Surya's father, Mallanna suffers a stroke and gets admitted to the hospital. In need of money to save Mallanna, Surya takes up the job of assassinating Rajeeva, and goes to prison to kill him. However, Surya ends up fighting a prisoner who was about to kill Rajeeva and is also sent to prison, where it is revealed that Surya is Rajeeva's long-lost son. But Surya hates him and reveals to Nisha that his father did not care for him in his childhood. Surya reconciles with the rest of his family and returns home. After a cat-and-mouse game between Surya and Cable Babu, Krishna apologizes for his misdeeds and Cable Babu's brother Manja gets killed.
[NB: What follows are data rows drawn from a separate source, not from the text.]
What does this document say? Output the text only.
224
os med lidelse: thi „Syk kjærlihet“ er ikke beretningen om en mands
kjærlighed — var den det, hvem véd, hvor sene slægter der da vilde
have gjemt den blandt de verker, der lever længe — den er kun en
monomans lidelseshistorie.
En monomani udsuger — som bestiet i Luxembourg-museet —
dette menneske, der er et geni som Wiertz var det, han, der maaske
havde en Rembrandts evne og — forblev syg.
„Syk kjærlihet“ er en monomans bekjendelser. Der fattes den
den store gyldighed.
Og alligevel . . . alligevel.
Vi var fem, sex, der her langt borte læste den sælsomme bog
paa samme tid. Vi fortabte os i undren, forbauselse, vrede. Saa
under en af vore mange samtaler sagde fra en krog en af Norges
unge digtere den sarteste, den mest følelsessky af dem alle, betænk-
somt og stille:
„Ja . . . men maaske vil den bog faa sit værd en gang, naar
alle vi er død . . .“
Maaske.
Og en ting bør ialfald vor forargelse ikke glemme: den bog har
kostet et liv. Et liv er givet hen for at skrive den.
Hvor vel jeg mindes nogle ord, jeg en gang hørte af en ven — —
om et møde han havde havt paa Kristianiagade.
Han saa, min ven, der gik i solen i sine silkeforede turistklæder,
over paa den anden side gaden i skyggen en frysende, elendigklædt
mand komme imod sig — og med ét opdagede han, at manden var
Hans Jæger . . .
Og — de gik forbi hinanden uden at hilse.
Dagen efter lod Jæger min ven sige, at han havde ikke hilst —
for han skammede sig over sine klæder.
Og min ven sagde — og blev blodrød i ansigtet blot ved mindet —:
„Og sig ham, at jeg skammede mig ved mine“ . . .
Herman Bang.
Rajeeva reveals that he didn't care for Surya during his childhood because he promised his sister that he would always care for Krishna. Cable Babu stabs Rajeeva and Surya thrashes Babu and throws him in a tunnel, where Babu's assistant kills Babu by burying him alive. Surya brings the farmers' documents and Rajeeva recovers, where he distributes the documents back to the farmers, who realize their mistake and apologize to Rajeeva. The families reconcile and happily celebrate their village festival.

==Production==

===Development===
In February 2014, it was reported that Soori and Puneeth Rajkumar would work together again under Ajay Pictures. V. Harikrishna was selected to compose the music for this film. The song recording was launched at the Prasad Recording Studios in Bangalore on 24 April 2014. Art director Shashidhar Adapa was selected to handle art direction for the film. The film's cinematography was selected to Satya Hegde.

===Casting===
In July 2014, it was reported that Ramya would play the female lead of the movie but later she walked out of the movie citing "remuneration problems". After Ramya's exit Radhika Pandit was roped to play lead actress role which marked her second collaboration with Puneeth Rajkumar. Rebel star Ambareesh and Sumalatha were signed for portraying the parents role of Puneeth Rajkumar in the movie. Veteran actress Bharathi Vishnuvardhan was chosen to play the role of Ambareesh's sister in the movie. Srinivasa Murthy, Chikkanna, Rangayana Raghu, P. Ravi Shankar, Avinash, Udaya Raghav and Santosh Aryavardan of Bigboss 2 fame were chosen to play crucial role in the movie.

===Filming===
Principal photography began on 5 March 2015 at the temple of Ganesha in Sadashivanagar, Bangalore. Parvathamma Rajkumar, actors V. Ravichandran, Shiva Rajkumar, Raghavendra Rajkumar, Srinivasa Murthy, Bharathi Vishnuvardhan, Radhika Pandit, Vinay Rajkumar, Imran Sardhariya were among the film personalities present at the event.

==Soundtrack==

V. Harikrishna was signed to compose the soundtrack album and background score for the film. The song recording of the movie commenced on 24 April 2014, the birth anniversary of actor Rajkumar at Prasad Studios in Bangalore. Lyrics for the soundtrack were written by Jayanth Kaykini, Yogaraj Bhat and V. Nagendra Prasad. The soundtrack album consists of five tracks. The first track "Abhimanigale" was released on 14 August by Shivakumara Swami.

===Track listing===

| No. | Title | Lyrics | Singer(s) | Length |
|---|---|---|---|---|
| 1. | "Abhimanigale" | Yogaraj Bhat | Shiva Rajkumar, Puneeth Rajkumar | 4:10 |
| 2. | "Thraas Akkathi" | Yogaraj Bhat | V. Harikrishna, Indu Nagaraj | 3:43 |
| 3. | "Kanasive Nooraru" | Jayanth Kaikini | Karthik, Swetha Mohan | 3:53 |
| 4. | "C/o Doddmane" | Yogaraj Bhat | Tippu, Sangeetha Ravindranath | 4:09 |
| 5. | "Naguva Nanjunda" | V. Nagendra Prasad | Chintan Vikas | 2:57 |
| Total length: |  |  |  | 18:52 |

== Reception ==
Sunayana Suresh of The Times of India rated the film 3.5/5 stars and wrote, "The story is predictable and the twists too, but a commercial entertainer excels when it makes the mundane magical. This is where Suri's style, dialogues and characterizations work." Shyam Prasad S. of Bangalore Mirror gave it 3/5 stars and wrote, "While director Suri manages to serve a heavy meal. But he relies excessively on Puneeth's star power rather than a chunky story, especially in the second half. He continues to dilute the plot with one fight sequence after another." Shashiprasad S. M. of Deccan Chronicle wrote, "The first half of this biryani which tasted good soon turns out to be an indigestible meal with heavy masala and too many bones further spoils the fun. Howsoever, its a full meals for the big fans of rebel and power star."